I'm itchy to write.
Yesterday I answered a multitude of emails, wrote several pages in my journal about centering prayer, composed my Letter of the Day, and started three different posts for this blog. False starts.
What's the problem? Obviously, I am writing, but it's not enough, I think. I'm besieged with ideas. I have a small stack of little pieces of paper with hastily scratched ideas: "taking on what's hard for me," "Meditations For and By an Introvert," "Growing my World as I Grow Older." Ideas galore, but none have gelled -- yet. Instead of feeling blocked, I feel noisy, jumbled, piled up to the brim with ideas, thoughts to pursue and explore. I feel exuberant with words. Not a bad problem to have, I tell myself. Better than being itchy to write and having nothing to write about or better than not wanting to ever write anything again.
When I taught classes on journal writing, I would say, "The more you write, the more you find to write about, and the more you find to write about, the more you want to write." That still feels true. For years I have heard the advice if you want to be a writer, write every day, but I always interpreted that as writing seriously every day and seriously meant working on a project headed towards publication. A good day was one in which I worked on my essays on grief and loss or another writing project.
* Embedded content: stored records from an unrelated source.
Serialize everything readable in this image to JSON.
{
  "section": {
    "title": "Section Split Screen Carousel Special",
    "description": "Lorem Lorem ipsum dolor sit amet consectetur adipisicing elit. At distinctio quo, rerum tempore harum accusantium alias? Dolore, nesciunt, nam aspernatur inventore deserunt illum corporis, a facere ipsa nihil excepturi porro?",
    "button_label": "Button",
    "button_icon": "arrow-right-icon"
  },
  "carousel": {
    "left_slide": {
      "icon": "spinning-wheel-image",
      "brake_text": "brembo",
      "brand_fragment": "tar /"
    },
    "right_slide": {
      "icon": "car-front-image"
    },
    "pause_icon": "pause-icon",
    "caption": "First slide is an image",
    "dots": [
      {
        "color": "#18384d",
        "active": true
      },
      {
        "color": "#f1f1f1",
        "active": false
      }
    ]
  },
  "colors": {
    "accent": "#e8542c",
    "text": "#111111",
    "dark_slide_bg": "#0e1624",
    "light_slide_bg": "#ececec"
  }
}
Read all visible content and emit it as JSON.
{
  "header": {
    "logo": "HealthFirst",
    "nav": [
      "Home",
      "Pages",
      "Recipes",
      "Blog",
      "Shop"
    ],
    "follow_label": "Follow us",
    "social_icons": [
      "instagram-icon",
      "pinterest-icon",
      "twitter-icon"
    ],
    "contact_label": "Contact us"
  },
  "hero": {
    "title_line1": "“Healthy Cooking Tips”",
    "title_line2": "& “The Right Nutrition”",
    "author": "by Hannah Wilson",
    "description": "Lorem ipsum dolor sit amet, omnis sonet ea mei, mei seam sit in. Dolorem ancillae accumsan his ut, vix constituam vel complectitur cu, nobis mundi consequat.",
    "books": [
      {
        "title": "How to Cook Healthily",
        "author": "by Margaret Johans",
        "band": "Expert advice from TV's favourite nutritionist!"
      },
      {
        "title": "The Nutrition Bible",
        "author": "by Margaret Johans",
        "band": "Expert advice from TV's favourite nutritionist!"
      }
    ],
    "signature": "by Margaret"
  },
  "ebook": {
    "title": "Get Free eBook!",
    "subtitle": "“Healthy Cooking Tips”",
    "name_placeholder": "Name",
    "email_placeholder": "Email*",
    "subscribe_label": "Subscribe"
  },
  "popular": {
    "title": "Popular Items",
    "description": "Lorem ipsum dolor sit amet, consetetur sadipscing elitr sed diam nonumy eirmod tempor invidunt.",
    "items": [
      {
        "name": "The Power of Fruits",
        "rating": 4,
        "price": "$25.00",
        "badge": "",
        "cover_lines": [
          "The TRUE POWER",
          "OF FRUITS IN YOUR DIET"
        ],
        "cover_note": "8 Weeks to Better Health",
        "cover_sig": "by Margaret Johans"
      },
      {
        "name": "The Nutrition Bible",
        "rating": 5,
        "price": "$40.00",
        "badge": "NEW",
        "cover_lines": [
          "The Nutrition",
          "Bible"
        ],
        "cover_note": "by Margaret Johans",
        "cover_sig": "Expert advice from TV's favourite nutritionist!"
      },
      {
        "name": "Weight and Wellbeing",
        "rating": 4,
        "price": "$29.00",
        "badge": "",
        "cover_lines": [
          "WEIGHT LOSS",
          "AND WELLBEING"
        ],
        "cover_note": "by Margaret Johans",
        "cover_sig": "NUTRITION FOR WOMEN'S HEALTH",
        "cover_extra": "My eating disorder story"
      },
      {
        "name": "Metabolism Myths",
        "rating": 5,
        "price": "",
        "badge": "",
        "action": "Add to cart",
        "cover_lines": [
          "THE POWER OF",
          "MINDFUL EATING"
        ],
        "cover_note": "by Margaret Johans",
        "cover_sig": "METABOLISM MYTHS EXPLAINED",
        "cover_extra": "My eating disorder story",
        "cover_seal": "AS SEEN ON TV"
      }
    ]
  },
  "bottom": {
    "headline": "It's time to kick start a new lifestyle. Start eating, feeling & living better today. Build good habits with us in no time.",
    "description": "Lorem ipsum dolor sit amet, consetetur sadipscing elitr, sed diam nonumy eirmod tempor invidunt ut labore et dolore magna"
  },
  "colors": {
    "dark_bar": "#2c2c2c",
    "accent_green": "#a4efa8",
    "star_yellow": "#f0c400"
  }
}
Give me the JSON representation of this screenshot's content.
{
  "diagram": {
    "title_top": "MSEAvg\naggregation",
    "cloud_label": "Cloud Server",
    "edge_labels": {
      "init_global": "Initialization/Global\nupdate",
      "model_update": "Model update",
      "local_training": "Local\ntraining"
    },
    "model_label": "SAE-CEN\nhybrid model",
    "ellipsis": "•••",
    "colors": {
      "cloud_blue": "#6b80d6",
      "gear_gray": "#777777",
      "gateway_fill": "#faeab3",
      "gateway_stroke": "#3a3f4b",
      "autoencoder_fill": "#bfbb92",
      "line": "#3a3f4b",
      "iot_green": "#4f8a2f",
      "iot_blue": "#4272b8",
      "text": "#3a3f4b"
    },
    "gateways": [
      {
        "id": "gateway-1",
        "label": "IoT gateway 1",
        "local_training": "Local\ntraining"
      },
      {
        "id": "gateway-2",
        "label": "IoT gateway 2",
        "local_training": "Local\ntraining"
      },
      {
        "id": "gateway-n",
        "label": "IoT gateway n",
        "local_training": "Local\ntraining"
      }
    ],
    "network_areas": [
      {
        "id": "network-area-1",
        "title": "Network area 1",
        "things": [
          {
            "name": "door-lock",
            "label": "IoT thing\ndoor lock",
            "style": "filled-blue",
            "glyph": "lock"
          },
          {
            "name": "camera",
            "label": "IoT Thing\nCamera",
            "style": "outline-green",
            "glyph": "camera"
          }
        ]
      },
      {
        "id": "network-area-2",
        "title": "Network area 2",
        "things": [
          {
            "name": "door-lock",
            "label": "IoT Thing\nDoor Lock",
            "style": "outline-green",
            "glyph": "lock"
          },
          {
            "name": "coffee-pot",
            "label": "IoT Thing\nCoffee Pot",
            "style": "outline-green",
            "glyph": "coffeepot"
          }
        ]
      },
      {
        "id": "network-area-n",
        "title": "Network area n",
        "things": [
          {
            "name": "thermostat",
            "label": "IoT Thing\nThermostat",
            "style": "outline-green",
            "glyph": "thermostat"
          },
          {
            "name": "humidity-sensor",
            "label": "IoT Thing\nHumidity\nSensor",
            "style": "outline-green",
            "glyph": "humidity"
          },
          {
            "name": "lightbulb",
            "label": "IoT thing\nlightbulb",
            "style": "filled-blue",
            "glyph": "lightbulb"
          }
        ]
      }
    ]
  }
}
Well, my New Year's intention to write a letter every day is changing my view of myself as a writer. I AM writing every day. I AM a writer because I write, and in fact, I am writing every day. My writing is serious because I think about my audience. I open and reach into my heart and pray I will find clear and loving words that will speak to my recipient. I sit at my Lady's Writing Desk and light a candle and select stationery or note cards, and remove the cover of my fountain pen, and I write.
More and more I realize that what supports this desire to write and the actual practice of writing is silence. I need to sit in silence more and to actually silence the words. I receive a newsletter from a nonprofit group called Friends of Silence (www.friendsofsilence.net) and quoting from T.S. Eliot's poem, "Ash Wednesday," they ask, "Is there enough Silence for the Word to be heard?" It is in the moments of centering prayer that I am able to release the jumble and the noise. In the silence I am somehow reminded that the act of writing itself, whatever the content or the forum, is an expression of my essence. Writing is how I connect with the Divine and how the Divine connects with me.